Climate change is already damaging the health of millions of people around the world, with the outlook only set to worsen if action is not taken. That's according to a new report produced by an international collaboration of 26 leading organisations.
While the health of all populations will be affected, the impact is disproportionately felt by vulnerable communities in low- and middle-income countries, which are the least responsible for global emissions.
The report – The Lancet Countdown: Tracking Progress on Health and Climate Change – suggests the impact of anthropogenic climate change on public health is and will continue to be wide-ranging.
For example, increasing temperatures can exacerbate existing health problems in populations and introduce new health threats, including cardiovascular disease and chronic kidney disease.
Higher temperatures can pose profound threats to occupational health and labour productivity, especially for those who undertake manual, outdoor labour. In 2016 this effectively took more than 920,000 people globally out of the workforce, with 418,000 of them in India alone, the report says. This has important implications for the livelihoods of individuals, families, and communities, especially those relying on subsistence farming.
In addition, the number of people exposed to potentially fatal heatwaves has increased to a record 175 million in 2015. The health impacts of extreme heat range from direct heat stress and heat stroke, to exacerbation of pre-existing heart failure, and even an increased incidence of acute kidney injury from dehydration in vulnerable populations. Elderly people, children younger than 12 months, and people with chronic cardiovascular and renal disease are particularly sensitive to these changes.
There has been a 46% increase in weather-related disasters since 2000, affecting 4.8 billion people and killing more than 500,000. While not all deadly weather events can be directly attributed to climate change, the consensus is that their frequency will only increase as global warming worsens.
Undernutrition is also set to rise as climate change causes a 6% decline in global wheat yields and a 10% fall in rice yields for every 1 °C rise in global temperatures, the report predicts.
Meanwhile, global exposure to air pollution has increased by 11.2% since 1990, while 87% of world cities sampled breached WHO guidelines, meaning billions are breathing in unsafe air.

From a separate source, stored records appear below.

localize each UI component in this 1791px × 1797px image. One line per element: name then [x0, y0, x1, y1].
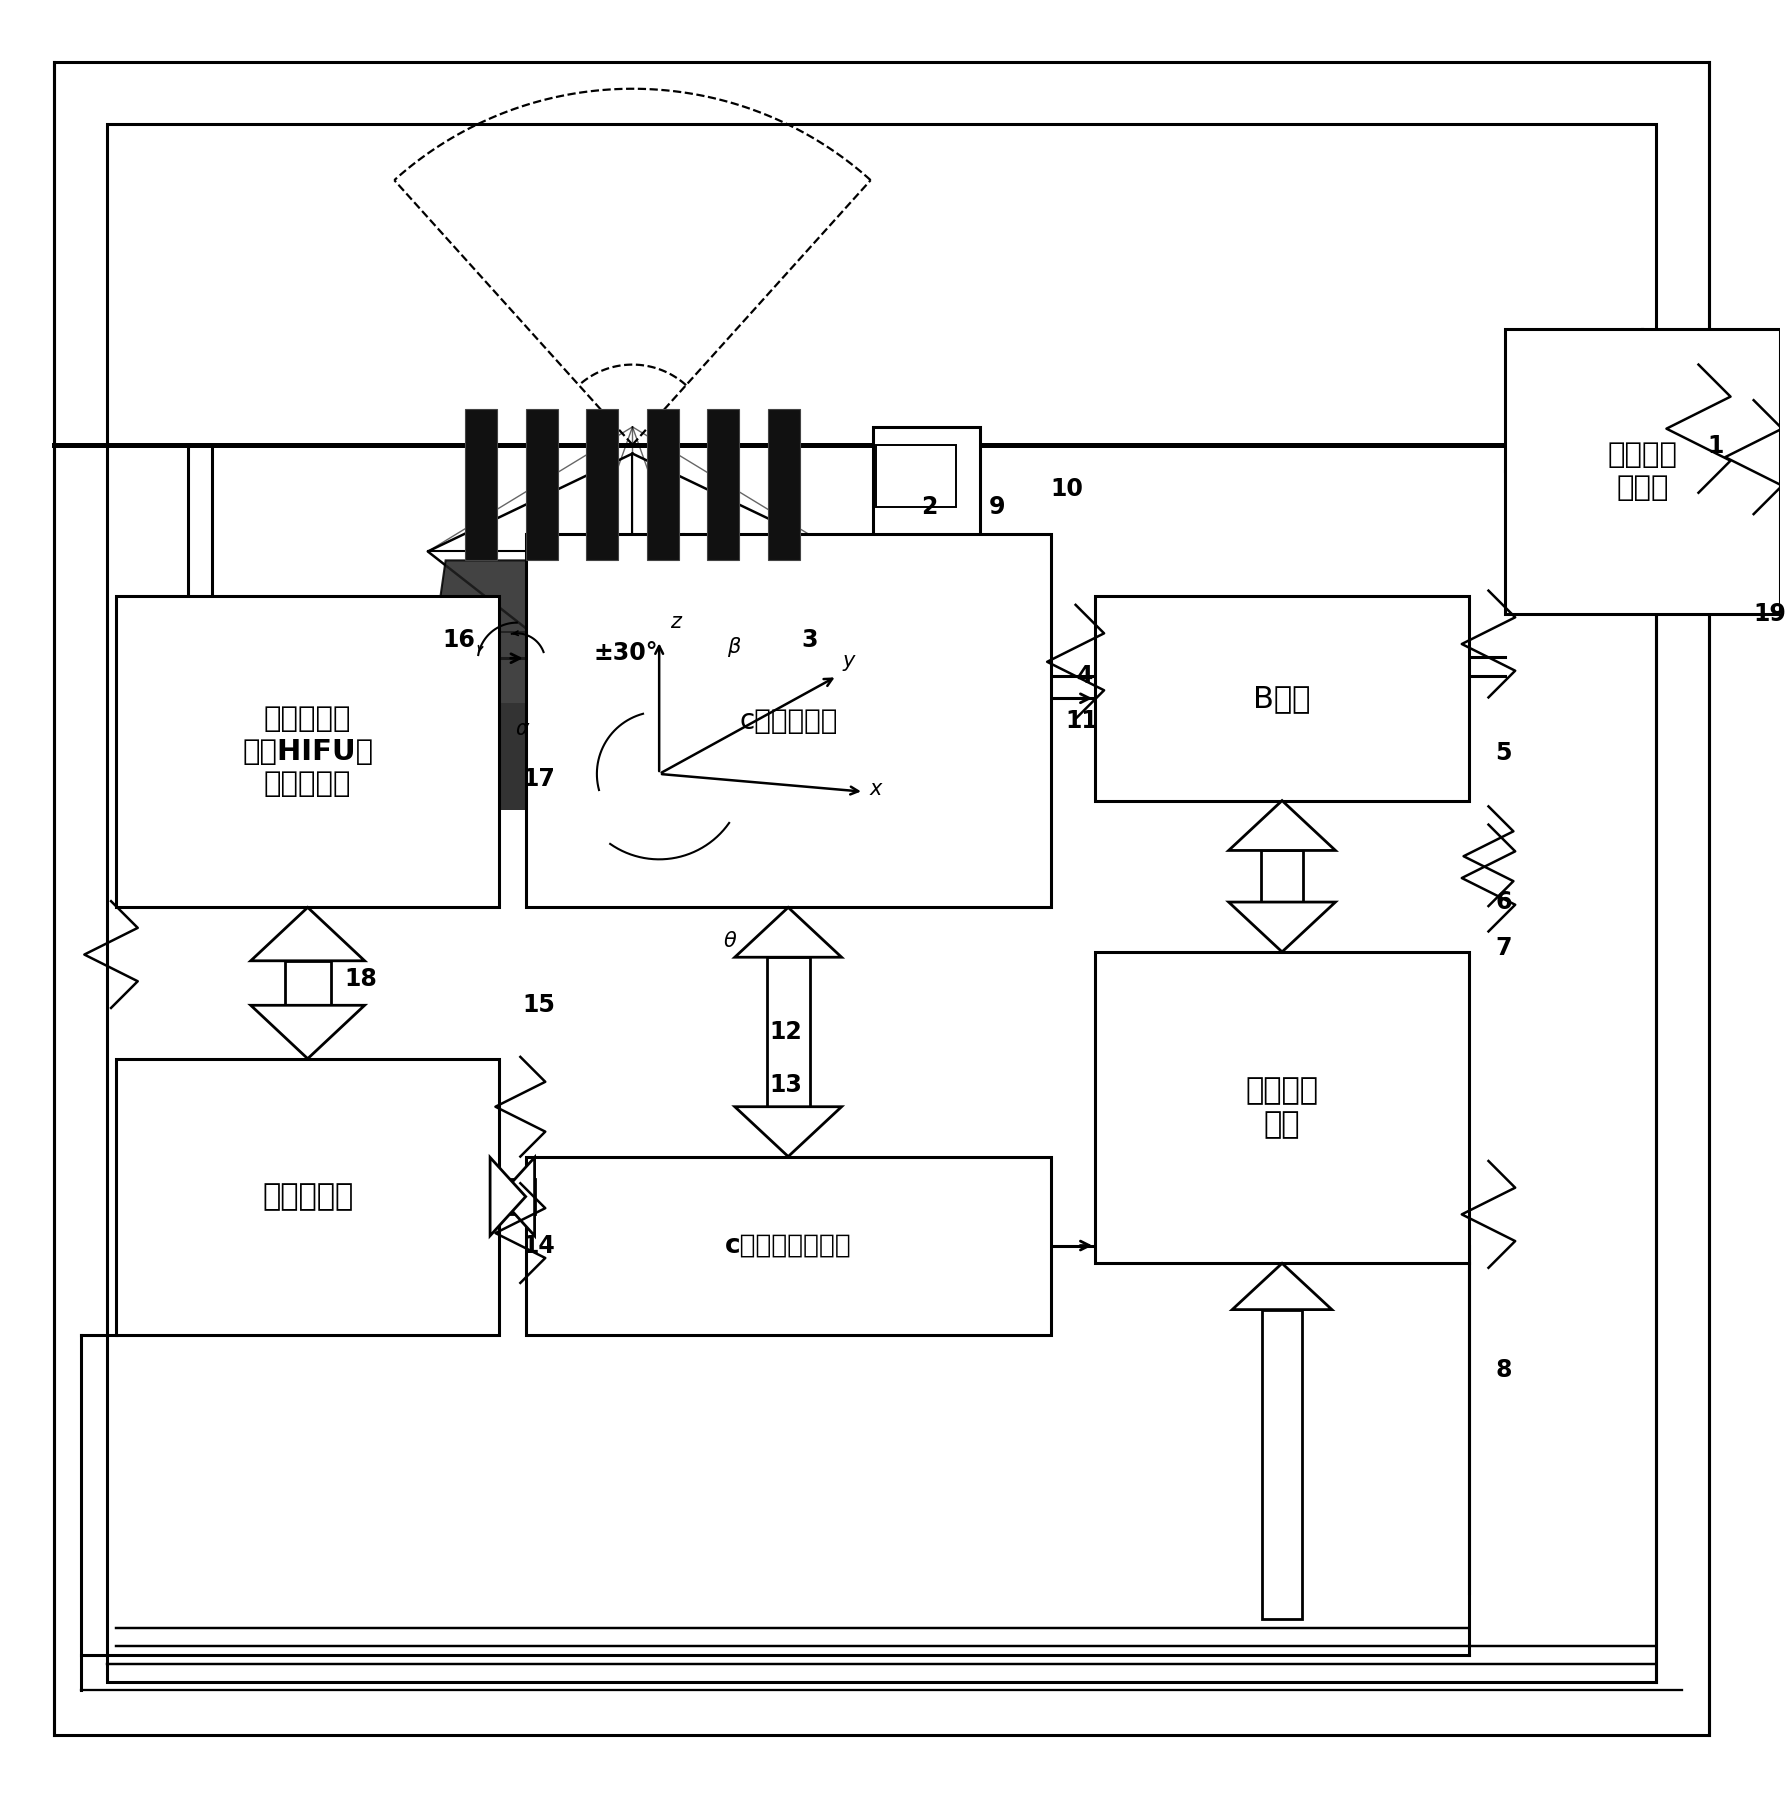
- Text: c轴运动系统: c轴运动系统: [740, 706, 838, 735]
- Text: ±30°: ±30°: [593, 642, 657, 665]
- Polygon shape: [734, 907, 842, 958]
- Bar: [707, 410, 740, 561]
- FancyBboxPatch shape: [116, 597, 500, 907]
- Bar: [491, 1179, 534, 1215]
- Text: 12: 12: [770, 1021, 802, 1044]
- Text: 13: 13: [770, 1073, 802, 1098]
- Polygon shape: [500, 1157, 534, 1236]
- Bar: [527, 410, 557, 561]
- Text: 5: 5: [1495, 740, 1512, 764]
- FancyBboxPatch shape: [872, 428, 980, 552]
- Polygon shape: [428, 561, 836, 739]
- Bar: [466, 410, 498, 561]
- Bar: [428, 703, 854, 809]
- Polygon shape: [491, 1157, 527, 1236]
- Text: 1: 1: [1707, 435, 1723, 458]
- Text: B超仪: B超仪: [1254, 685, 1311, 713]
- FancyBboxPatch shape: [527, 534, 1051, 907]
- Polygon shape: [1229, 902, 1336, 952]
- Text: α: α: [516, 719, 528, 739]
- Text: 15: 15: [523, 994, 555, 1017]
- Text: 19: 19: [1753, 602, 1787, 625]
- Text: 7: 7: [1495, 936, 1512, 960]
- Text: 10: 10: [1051, 478, 1084, 501]
- Text: 图像采集
装置: 图像采集 装置: [1245, 1076, 1318, 1139]
- Text: β: β: [727, 636, 740, 658]
- Polygon shape: [251, 1005, 365, 1058]
- FancyBboxPatch shape: [1094, 597, 1469, 801]
- Text: c轴运动控制系统: c轴运动控制系统: [725, 1233, 851, 1258]
- Bar: [285, 961, 331, 1005]
- Bar: [586, 410, 618, 561]
- Text: 11: 11: [1066, 708, 1098, 733]
- Text: 6: 6: [1495, 890, 1512, 915]
- Polygon shape: [1229, 801, 1336, 850]
- FancyBboxPatch shape: [116, 1058, 500, 1335]
- FancyBboxPatch shape: [527, 1157, 1051, 1335]
- Polygon shape: [734, 1107, 842, 1157]
- FancyBboxPatch shape: [1094, 952, 1469, 1263]
- Text: z: z: [670, 613, 681, 633]
- Bar: [768, 410, 801, 561]
- Text: 16: 16: [442, 629, 475, 652]
- Text: 9: 9: [989, 494, 1005, 519]
- Text: 8: 8: [1495, 1359, 1512, 1382]
- Text: 主控计算机: 主控计算机: [261, 1182, 353, 1211]
- Bar: [767, 958, 810, 1107]
- Text: 17: 17: [523, 767, 555, 791]
- Text: θ: θ: [724, 931, 736, 951]
- Text: 14: 14: [523, 1233, 555, 1258]
- Text: 3: 3: [802, 629, 818, 652]
- Text: y: y: [842, 651, 854, 670]
- Bar: [1261, 850, 1304, 902]
- Text: 4: 4: [1078, 665, 1094, 688]
- Bar: [647, 410, 679, 561]
- Polygon shape: [1232, 1263, 1333, 1310]
- Text: 脱气净化
水系统: 脱气净化 水系统: [1608, 442, 1678, 501]
- Bar: [1263, 1310, 1302, 1619]
- Text: x: x: [869, 780, 881, 800]
- FancyBboxPatch shape: [876, 444, 956, 507]
- Text: 18: 18: [344, 967, 378, 990]
- FancyBboxPatch shape: [1504, 329, 1780, 615]
- Text: 上百通道相
控阵HIFU驱
动控制系统: 上百通道相 控阵HIFU驱 动控制系统: [242, 704, 373, 798]
- Text: 2: 2: [921, 494, 937, 519]
- Polygon shape: [251, 907, 365, 961]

It is estimated that ambient air pollution causes an estimated 3 million deaths a year.
Lastly, the report suggests that more than one billion people may need to migrate to more hospitable regions within the next 90 years due to rising sea levels unless necessary action is taken.
Leading doctors, academics and policymakers from institutions, such as the World Bank, the World Health Organization, University College London and Tsinghua University contributed to the report.

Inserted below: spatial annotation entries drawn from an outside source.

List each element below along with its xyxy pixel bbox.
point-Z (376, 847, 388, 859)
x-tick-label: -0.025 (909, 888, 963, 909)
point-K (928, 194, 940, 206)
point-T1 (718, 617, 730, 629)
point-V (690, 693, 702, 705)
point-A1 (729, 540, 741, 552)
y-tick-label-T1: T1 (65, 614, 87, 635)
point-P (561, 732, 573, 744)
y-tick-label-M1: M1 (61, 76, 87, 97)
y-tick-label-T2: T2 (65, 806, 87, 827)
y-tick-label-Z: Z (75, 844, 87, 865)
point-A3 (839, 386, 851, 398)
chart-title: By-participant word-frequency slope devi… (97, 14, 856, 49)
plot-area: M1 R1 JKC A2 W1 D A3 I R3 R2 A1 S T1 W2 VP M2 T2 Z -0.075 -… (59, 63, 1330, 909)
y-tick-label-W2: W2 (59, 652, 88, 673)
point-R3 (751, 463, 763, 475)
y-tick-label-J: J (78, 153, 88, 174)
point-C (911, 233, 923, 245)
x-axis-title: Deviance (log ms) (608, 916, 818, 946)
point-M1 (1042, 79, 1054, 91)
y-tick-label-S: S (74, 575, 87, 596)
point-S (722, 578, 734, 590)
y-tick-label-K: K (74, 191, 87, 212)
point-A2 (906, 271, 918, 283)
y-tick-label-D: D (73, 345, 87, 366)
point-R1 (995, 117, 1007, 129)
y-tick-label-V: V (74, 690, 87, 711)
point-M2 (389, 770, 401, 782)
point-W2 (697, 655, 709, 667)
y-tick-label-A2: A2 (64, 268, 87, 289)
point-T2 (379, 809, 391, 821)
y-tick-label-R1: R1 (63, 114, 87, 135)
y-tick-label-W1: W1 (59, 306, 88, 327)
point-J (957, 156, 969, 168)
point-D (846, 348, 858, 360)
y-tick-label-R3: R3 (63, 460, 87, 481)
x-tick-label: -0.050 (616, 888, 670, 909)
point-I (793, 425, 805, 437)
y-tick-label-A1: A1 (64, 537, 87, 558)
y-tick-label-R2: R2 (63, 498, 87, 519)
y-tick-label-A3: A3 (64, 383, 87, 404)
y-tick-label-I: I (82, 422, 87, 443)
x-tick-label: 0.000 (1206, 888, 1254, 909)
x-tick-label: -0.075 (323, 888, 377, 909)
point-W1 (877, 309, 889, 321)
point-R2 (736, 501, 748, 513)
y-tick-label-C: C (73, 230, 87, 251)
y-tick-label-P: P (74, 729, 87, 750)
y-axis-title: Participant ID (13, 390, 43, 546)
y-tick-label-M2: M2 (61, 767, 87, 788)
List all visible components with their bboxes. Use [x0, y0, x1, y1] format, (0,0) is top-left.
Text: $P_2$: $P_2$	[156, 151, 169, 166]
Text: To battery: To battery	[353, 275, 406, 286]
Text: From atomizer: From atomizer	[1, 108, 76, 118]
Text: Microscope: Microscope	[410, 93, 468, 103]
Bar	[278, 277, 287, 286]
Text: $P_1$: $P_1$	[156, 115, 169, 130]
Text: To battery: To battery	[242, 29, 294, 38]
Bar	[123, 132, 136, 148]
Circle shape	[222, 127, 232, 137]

"The Lancet Countdown's report lays bare the impact that climate change is having on our health today," said Christiana Figueres, Chair of the Lancet Countdown's High-Level Advisory Board. "It also shows that tackling climate change directly, unequivocally and immediately improves global health. It's as simple as that."
"Most countries did not embrace these opportunities when they developed their climate plans for the Paris Agreement. We must do better. When a doctor tells us we need to take better care of our health we pay attention and it's important that governments do the same."

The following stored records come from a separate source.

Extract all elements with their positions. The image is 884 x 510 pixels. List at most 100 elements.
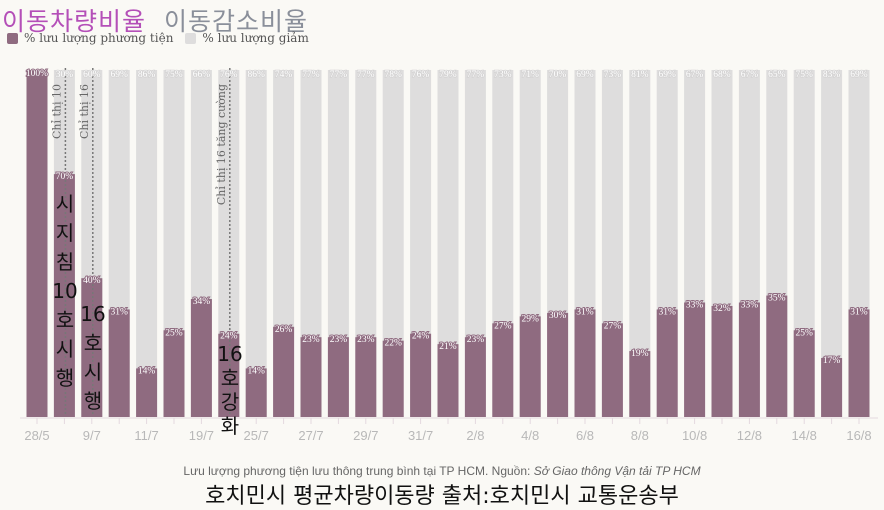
data-label-traffic: 19% [631, 349, 649, 359]
bar-traffic [519, 316, 541, 417]
data-label-reduction: 71% [521, 70, 539, 80]
x-tick-label: 6/8 [576, 428, 594, 443]
x-tick-label: 19/7 [189, 428, 214, 443]
bar-traffic [163, 330, 185, 417]
data-label-traffic: 23% [467, 335, 485, 345]
bar-reduction [136, 70, 158, 417]
bar-reduction [410, 70, 432, 417]
data-label-reduction: 68% [713, 70, 731, 80]
bar-reduction [382, 70, 404, 417]
x-tick-label: 2/8 [466, 428, 484, 443]
data-label-reduction: 74% [275, 70, 293, 80]
bar-traffic [53, 174, 75, 417]
data-label-reduction: 69% [850, 70, 868, 80]
bar-traffic [547, 312, 569, 417]
data-label-traffic: 30% [549, 311, 567, 321]
data-label-reduction: 60% [83, 70, 101, 80]
data-label-traffic: 31% [110, 307, 128, 317]
data-label-traffic: 31% [658, 307, 676, 317]
data-label-traffic: 32% [713, 304, 731, 314]
data-label-traffic: 23% [330, 335, 348, 345]
caption-korean: 호치민시 평균차량이동량 출처:호치민시 교통운송부 [205, 484, 679, 509]
data-label-reduction: 66% [193, 70, 211, 80]
data-label-reduction: 79% [439, 70, 457, 80]
caption-source: Sở Giao thông Vận tải TP HCM [533, 464, 701, 478]
bar-reduction [218, 70, 240, 417]
data-label-traffic: 40% [83, 276, 101, 286]
data-label-reduction: 77% [330, 70, 348, 80]
bar-traffic [410, 333, 432, 417]
bar-traffic [273, 326, 295, 417]
data-label-traffic: 22% [384, 339, 402, 349]
bar-traffic [327, 337, 349, 417]
legend: % lưu lượng phương tiện % lưu lượng giảm [7, 31, 309, 45]
data-label-reduction: 69% [658, 70, 676, 80]
legend-label-traffic: % lưu lượng phương tiện [24, 31, 174, 45]
data-label-traffic: 27% [604, 321, 622, 331]
annotation-label: Chỉ thị 16 tăng cường [215, 84, 228, 205]
x-tick-label: 9/7 [83, 428, 101, 443]
bar-reduction [629, 70, 651, 417]
data-label-traffic: 31% [576, 307, 594, 317]
data-label-traffic: 26% [275, 325, 293, 335]
data-label-traffic: 23% [302, 335, 320, 345]
data-label-traffic: 14% [138, 366, 156, 376]
bar-traffic [684, 302, 706, 417]
data-label-reduction: 30% [56, 70, 74, 80]
x-tick-label: 11/7 [134, 428, 158, 443]
bar-traffic [437, 344, 459, 417]
bar-traffic [136, 368, 158, 417]
caption-text: Lưu lượng phương tiện lưu thông trung bì… [183, 464, 534, 478]
x-tick-label: 4/8 [521, 428, 539, 443]
data-label-traffic: 25% [165, 328, 183, 338]
data-label-reduction: 78% [384, 70, 402, 80]
bar-reduction [245, 70, 267, 417]
x-tick-label: 28/5 [24, 428, 49, 443]
data-label-traffic: 29% [521, 314, 539, 324]
bar-traffic [793, 330, 815, 417]
data-label-reduction: 69% [110, 70, 128, 80]
bar-reduction [437, 70, 459, 417]
x-tick-label: 14/8 [792, 428, 817, 443]
bar-traffic [574, 309, 596, 417]
data-label-reduction: 73% [604, 70, 622, 80]
korean-annotation-directive-16-strengthened: 16호강화 [217, 342, 243, 438]
data-label-traffic: 31% [850, 307, 868, 317]
data-label-traffic: 14% [247, 366, 265, 376]
data-label-reduction: 67% [686, 70, 704, 80]
bar-traffic [738, 302, 760, 417]
korean-annotation-directive-10: 시지침10호시행 [52, 192, 78, 390]
data-label-traffic: 17% [823, 356, 841, 366]
data-label-reduction: 86% [247, 70, 265, 80]
annotation-label: Chỉ thị 16 [78, 84, 91, 139]
bar-traffic [601, 323, 623, 417]
legend-swatch-reduction [185, 32, 197, 44]
annotation-label: Chỉ thị 10 [50, 84, 63, 139]
bar-traffic [821, 358, 843, 417]
data-label-traffic: 24% [220, 332, 238, 342]
bar-traffic [656, 309, 678, 417]
x-tick-label: 10/8 [682, 428, 707, 443]
data-label-reduction: 77% [357, 70, 375, 80]
bar-traffic [26, 70, 48, 417]
bar-traffic [629, 351, 651, 417]
data-label-reduction: 75% [165, 70, 183, 80]
bar-reduction [300, 70, 322, 417]
data-label-reduction: 70% [549, 70, 567, 80]
data-label-reduction: 83% [823, 70, 841, 80]
data-label-traffic: 70% [56, 172, 74, 182]
bar-traffic [766, 295, 788, 417]
bar-reduction [355, 70, 377, 417]
bar-traffic [464, 337, 486, 417]
bar-traffic [218, 333, 240, 417]
bar-traffic [81, 278, 103, 417]
bar-traffic [355, 337, 377, 417]
x-tick-label: 27/7 [298, 428, 323, 443]
data-label-traffic: 27% [494, 321, 512, 331]
data-label-reduction: 75% [795, 70, 813, 80]
data-label-reduction: 69% [576, 70, 594, 80]
data-label-reduction: 67% [741, 70, 759, 80]
korean-annotation-directive-16: 16호시행 [80, 302, 106, 413]
bar-traffic [245, 368, 267, 417]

Hugh Montgomery, Co-Chair of the Lancet Countdown and Director of the Institute for Human Health and Performance at University College London, adds: "We are only just beginning to feel the impacts of climate change. Any small amount of resilience we may take for granted today will be stretched to breaking point sooner than we may imagine."
"We cannot simply adapt our way out of this, but need to treat both the cause and the symptoms of climate change. There are many ways to do both that make better use of overstretched healthcare budgets and improve lives in the process."
While the scale of the challenge that humanity faces is significant, the report highlights reasons to be optimistic. For example, the momentum behind efforts to cut emissions across a wide variety of sectors. Notably, numerous governments have committed to phasing out coal use, while renewable energy technologies and electric vehicles are on the rise.
The authors also say that the necessary response to climate change actually provides a chance to make substantial gains in public health, with potential benefits and opportunities including cleaning up the air of polluted cities, delivering more nutritious diets, ensuring energy, food and water security, and alleviating poverty, as well as social and economic inequalities.
"Climate change is happening and it's a health issue today for millions worldwide," said Anthony Costello, Co-Chair of the Lancet Countdown and a Director at the World Health Organization. "The outlook is challenging, but we still have an opportunity to turn a looming medical emergency into the most significant advance for public health this century."
"As we move in the right direction, we hope for a step-change from governments to tackle the cause and impacts of climate change. We need urgent action to cut greenhouse gas emissions. The health and economic benefits on offer are huge. The cost of inaction will be counted in preventable loss of life, on a large scale."
The 2015 Lancet Commission on Health and Climate Change concluded that anthropogenic climate change threatened to derail 50 years of gains in public health. The latest research builds on this work, suggesting that the challenges are greater than anticipated.